PINISI.co.id- Tangis pertama kali seorang bayi disambut dunia dengan seliur angin basah. Bukan tak ada kaharuan atau keceriaan di pojok bumi lainnya. Dalam suasana negeri yang sarat dengan ketidakpastian itulah, Jafar keluar dari rahim ibundanya.
Kehidupan saat itu dirasakan semua orang terasa sangat sulit. Negeri ini baru saja merdeka. Kaki-kakinya belum kuat menopang beratnya kehidupan rakyat setelah sekian lamanya terkungkung penjajahan. Ekonomi rakyat masih jalan di tempat. Kehidupan sosial politik masih rapuh.
Waktu demi waktu kemudian mengantarkan Jafar beranjak menjadi seorang anak yang lincah, periang, penurut dan selalu bergerak kian kemari sebagaimana galibnya anak laki-laki. Akan tetapi, sewaktu-waktu Jafar merasa gundah lantaran tak sekalipun melihat ayahnya yang begitu cepat meninggalkannya.
Beddu Seneng, ayah Jafar maninggal pada 1958. Jafar saat itu masih berusia 9 tahun. Ada yang bercerita kalau ayahnya meninggal muntah darah karena disantet orang gara-gara berebut tanah warisan.

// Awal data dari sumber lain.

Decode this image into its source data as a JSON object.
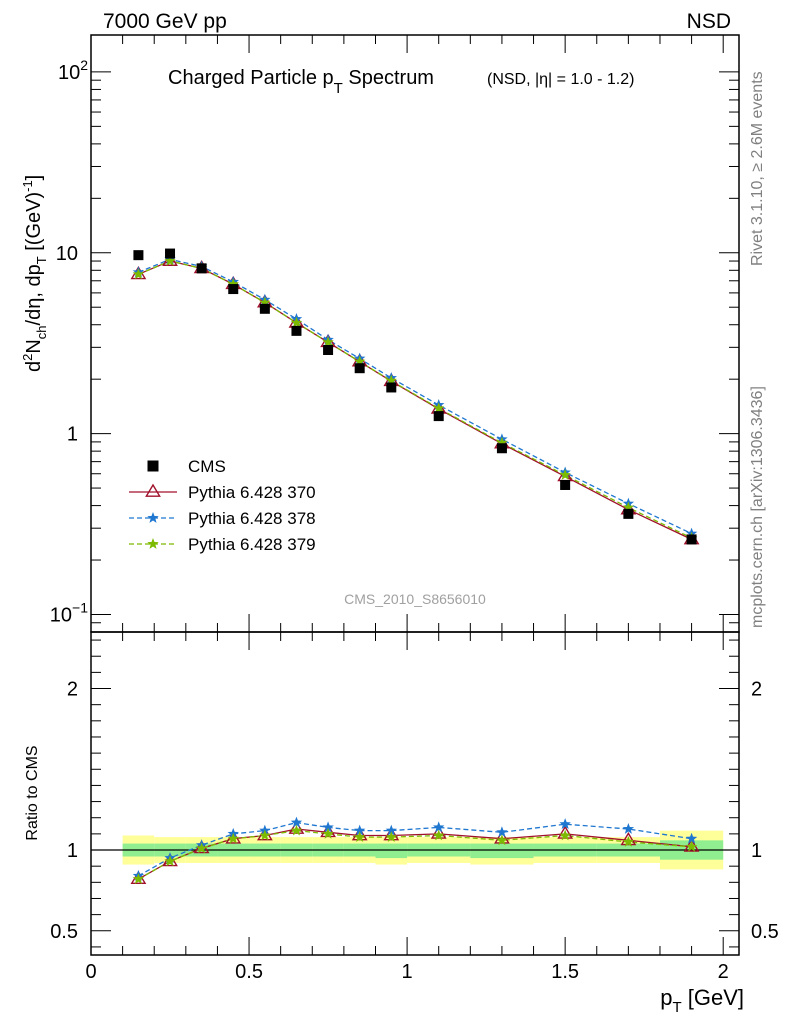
{
  "header": {
    "left": "7000 GeV pp",
    "right": "NSD"
  },
  "side_labels": {
    "rivet": "Rivet 3.1.10, ≥ 2.6M events",
    "mcplots": "mcplots.cern.ch [arXiv:1306.3436]"
  },
  "chart_data": [
    {
      "type": "scatter",
      "panel": "main",
      "title_main": "Charged Particle p",
      "title_sub": "T",
      "title_main2": " Spectrum",
      "title_small": "(NSD, |η| = 1.0 - 1.2)",
      "ylabel": "d²N_ch/dη, dp_T [(GeV)⁻¹]",
      "ylabel_parts": {
        "d": "d",
        "sup2": "2",
        "N": "N",
        "ch": "ch",
        "mid": "/dη, dp",
        "T": "T",
        "bracket": " [(GeV)",
        "sup": "-1",
        "close": "]"
      },
      "yscale": "log",
      "ylim": [
        0.08,
        160
      ],
      "xlim": [
        0,
        2.05
      ],
      "y_ticks": [
        {
          "value": 0.1,
          "base": "10",
          "exp": "−1"
        },
        {
          "value": 1,
          "base": "1",
          "exp": ""
        },
        {
          "value": 10,
          "base": "10",
          "exp": ""
        },
        {
          "value": 100,
          "base": "10",
          "exp": "2"
        }
      ],
      "watermark": "CMS_2010_S8656010",
      "legend_position": "middle-left",
      "x": [
        0.15,
        0.25,
        0.35,
        0.45,
        0.55,
        0.65,
        0.75,
        0.85,
        0.95,
        1.1,
        1.3,
        1.5,
        1.7,
        1.9
      ],
      "series": [
        {
          "name": "CMS",
          "color": "#000000",
          "marker": "square",
          "line": "none",
          "values": [
            9.7,
            9.9,
            8.2,
            6.3,
            4.9,
            3.7,
            2.9,
            2.3,
            1.8,
            1.25,
            0.83,
            0.52,
            0.36,
            0.26
          ]
        },
        {
          "name": "Pythia 6.428 370",
          "color": "#a0102a",
          "marker": "triangle",
          "line": "solid",
          "values": [
            7.6,
            9.0,
            8.2,
            6.7,
            5.3,
            4.1,
            3.2,
            2.5,
            1.95,
            1.37,
            0.88,
            0.58,
            0.38,
            0.26
          ]
        },
        {
          "name": "Pythia 6.428 378",
          "color": "#1f77d0",
          "marker": "star",
          "line": "dashed",
          "values": [
            7.8,
            9.2,
            8.4,
            6.9,
            5.5,
            4.3,
            3.3,
            2.6,
            2.03,
            1.44,
            0.93,
            0.61,
            0.41,
            0.28
          ]
        },
        {
          "name": "Pythia 6.428 379",
          "color": "#7cbb00",
          "marker": "star",
          "line": "dashed",
          "values": [
            7.6,
            9.0,
            8.2,
            6.7,
            5.3,
            4.1,
            3.2,
            2.5,
            1.96,
            1.38,
            0.89,
            0.59,
            0.39,
            0.265
          ]
        }
      ]
    },
    {
      "type": "scatter",
      "panel": "ratio",
      "ylabel": "Ratio to CMS",
      "xlabel": "p",
      "xlabel_sub": "T",
      "xlabel_unit": " [GeV]",
      "ylim": [
        0.35,
        2.35
      ],
      "xlim": [
        0,
        2.05
      ],
      "y_ticks": [
        0.5,
        1,
        2
      ],
      "y_tick_labels": [
        "0.5",
        "1",
        "2"
      ],
      "x_ticks": [
        0,
        0.5,
        1,
        1.5,
        2
      ],
      "x_tick_labels": [
        "0",
        "0.5",
        "1",
        "1.5",
        "2"
      ],
      "bands": [
        {
          "x0": 0.1,
          "x1": 0.2,
          "yellow": [
            0.91,
            1.09
          ],
          "green": [
            0.96,
            1.04
          ]
        },
        {
          "x0": 0.2,
          "x1": 0.3,
          "yellow": [
            0.92,
            1.08
          ],
          "green": [
            0.96,
            1.04
          ]
        },
        {
          "x0": 0.3,
          "x1": 0.4,
          "yellow": [
            0.92,
            1.08
          ],
          "green": [
            0.96,
            1.04
          ]
        },
        {
          "x0": 0.4,
          "x1": 0.5,
          "yellow": [
            0.92,
            1.08
          ],
          "green": [
            0.96,
            1.04
          ]
        },
        {
          "x0": 0.5,
          "x1": 0.6,
          "yellow": [
            0.92,
            1.08
          ],
          "green": [
            0.96,
            1.04
          ]
        },
        {
          "x0": 0.6,
          "x1": 0.7,
          "yellow": [
            0.92,
            1.08
          ],
          "green": [
            0.96,
            1.04
          ]
        },
        {
          "x0": 0.7,
          "x1": 0.8,
          "yellow": [
            0.92,
            1.08
          ],
          "green": [
            0.96,
            1.04
          ]
        },
        {
          "x0": 0.8,
          "x1": 0.9,
          "yellow": [
            0.92,
            1.08
          ],
          "green": [
            0.96,
            1.04
          ]
        },
        {
          "x0": 0.9,
          "x1": 1.0,
          "yellow": [
            0.91,
            1.08
          ],
          "green": [
            0.95,
            1.04
          ]
        },
        {
          "x0": 1.0,
          "x1": 1.2,
          "yellow": [
            0.92,
            1.08
          ],
          "green": [
            0.96,
            1.04
          ]
        },
        {
          "x0": 1.2,
          "x1": 1.4,
          "yellow": [
            0.91,
            1.08
          ],
          "green": [
            0.95,
            1.04
          ]
        },
        {
          "x0": 1.4,
          "x1": 1.6,
          "yellow": [
            0.92,
            1.08
          ],
          "green": [
            0.96,
            1.04
          ]
        },
        {
          "x0": 1.6,
          "x1": 1.8,
          "yellow": [
            0.92,
            1.08
          ],
          "green": [
            0.96,
            1.04
          ]
        },
        {
          "x0": 1.8,
          "x1": 2.0,
          "yellow": [
            0.88,
            1.12
          ],
          "green": [
            0.94,
            1.06
          ]
        }
      ],
      "x": [
        0.15,
        0.25,
        0.35,
        0.45,
        0.55,
        0.65,
        0.75,
        0.85,
        0.95,
        1.1,
        1.3,
        1.5,
        1.7,
        1.9
      ],
      "series": [
        {
          "name": "Pythia 6.428 370",
          "color": "#a0102a",
          "marker": "triangle",
          "line": "solid",
          "values": [
            0.82,
            0.93,
            1.01,
            1.07,
            1.09,
            1.13,
            1.11,
            1.09,
            1.09,
            1.1,
            1.07,
            1.1,
            1.06,
            1.02
          ]
        },
        {
          "name": "Pythia 6.428 378",
          "color": "#1f77d0",
          "marker": "star",
          "line": "dashed",
          "values": [
            0.84,
            0.95,
            1.03,
            1.1,
            1.12,
            1.17,
            1.14,
            1.12,
            1.12,
            1.14,
            1.11,
            1.16,
            1.13,
            1.07
          ]
        },
        {
          "name": "Pythia 6.428 379",
          "color": "#7cbb00",
          "marker": "star",
          "line": "dashed",
          "values": [
            0.82,
            0.93,
            1.01,
            1.07,
            1.09,
            1.12,
            1.1,
            1.08,
            1.08,
            1.09,
            1.06,
            1.09,
            1.05,
            1.02
          ]
        }
      ]
    }
  ]
}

Waktu terus berlalu hingga Jafar mulai berpikir dewasa. Sewaktu di SMA Jafar aktif bermain band dengan instrumen yang dimainkan adalah karakas. Jafar punya tugas sebagai beking vokal pada kelompok band SMA 200 Soppeng. Setamat dari soppeng, Jafar hijrah ke Makasar guna melanjutkan pendidikan di Fakultas Pertanian Unhas, tepatnya dijalan Kandea Makassar.

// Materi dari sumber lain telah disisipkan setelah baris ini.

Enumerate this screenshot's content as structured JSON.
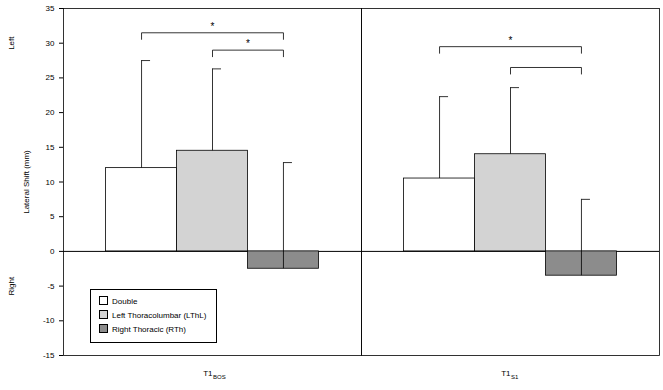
{
  "chart_data": {
    "type": "bar",
    "ylabel": "Lateral Shift (mm)",
    "side_labels": [
      {
        "text": "Left",
        "y": 30
      },
      {
        "text": "Right",
        "y": -5
      }
    ],
    "categories": [
      "Double",
      "Left Thoracolumbar (LThL)",
      "Right Thoracic (RTh)"
    ],
    "colors": [
      "#ffffff",
      "#d3d3d3",
      "#8c8c8c"
    ],
    "legend": "lower left",
    "ylim": [
      -15,
      35
    ],
    "yticks": [
      -15,
      -10,
      -5,
      0,
      5,
      10,
      15,
      20,
      25,
      30,
      35
    ],
    "panels": [
      {
        "label": "T1",
        "subscript": "BOS",
        "values": [
          12,
          14.5,
          -2.5
        ],
        "errors": [
          15.5,
          11.8,
          15.3
        ],
        "brackets": [
          {
            "from": 0,
            "to": 2,
            "y": 31.5,
            "label": "*"
          },
          {
            "from": 1,
            "to": 2,
            "y": 29,
            "label": "*"
          }
        ]
      },
      {
        "label": "T1",
        "subscript": "S1",
        "values": [
          10.5,
          14,
          -3.5
        ],
        "errors": [
          11.8,
          9.6,
          11
        ],
        "brackets": [
          {
            "from": 0,
            "to": 2,
            "y": 29.5,
            "label": "*"
          },
          {
            "from": 1,
            "to": 2,
            "y": 26.5
          }
        ]
      }
    ]
  }
}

Di Makassar, Jafar menumpang di rumah saudara ibunya bernama Hasanuddin Manna, salah seorang juragan becak di jalan sungai Limboto Makassar. Biasanya Jafar punya tugas sebagai juru tagih bagi tukang becak yang belum membayar sewa becak.
Hal yang menarik bagi Jafar disaat mengikuti perpeloncoan di Unhas, ia sempat diberi cabe kemaluannya oleh seniornya dari Fakultas Pertanian Unhas. Sebagai mahasiswa baru, Jafar Harus hormat dan mengikuti perintah seniornya.
Tak terhindarkan lagi, meskipun Jafar belum selesai kuliahnya di Fakultas Pertanian Unhas, ia merasa bersyukur. Ia berhasil mendapatkan pekerjaan. Jafar menjadi karyawan di Depot Logistik (DOLOG) SulawesiSelatan. Jadilah Jafar sebagai pegawai di DOLOG Sulsel dengan menempati tugas pertama dibagian Kepala Quality Control pada tahun1974-1975 yang dipimpin oleh Ir. Hartono sebagai Kepala Bagian.
Meski Jafar sudah mendapatkan jabatan sebagai Kabag di DOLOG Sulsel, Jafar kemudian memilih untuk hijrah ke Departemen Pertanian dan Tanaman Pangan Sulsel. Waktu terus bergulir hingga Jafar menikah dengan Monirah Adama pada tahun 1975.
Tak bisa disangkal bahwa di negara-negara Asia termasuk Indonesia, pengalaman seseorang ataupun tokoh masyarakat mengarungi samudra sejarahnya, acapkali diwarnai dan dibentuk oleh pribadi dari deretan nama-nama besar tokohnya. Karena itu, betapapun oleh sebagian orang menganggap seseorang dianggap kecil perannya, sosok Mohammad Jafar Hafsah sesungguhnya tak bisa dilupakan. Mohammad Jafar Hafsah, Mutiara dari Timur.
Kamis, tepatnya 17 Februari 2022, pas di usia 73 tahun, Mohammad Jafar Hafsah, dikukuhkan sebagai Guru Besar Universitas Negeri Makassar, pada bidang Ilmu Agribisnis Pangan oleh Rektor UNM, Prof Husain Syam. Menariknya, selain dikukuhkan sebagai Profesor, MJH mewakafkan ratusan karya buku yang telah ditulisnya kepada tamu undangan pengukuhannya, selain sejumlah tokoh-tokoh Nasional berdatangan dari Jakarta untuk menghadiri pengukuhan Ketua Dewan Pembina Asosiasi Penulis Profesional Indonesia Pusat ini.” Kami bangga karena Prof.MJH adalah sedikit ilmuwan yang multi talenta sebagai penulis, pembicara, pembelajar, motivator, birokrat senior dan politisi” kenang BAK, sahabat Prof.MJH yang dianggapnya kakak sendiri.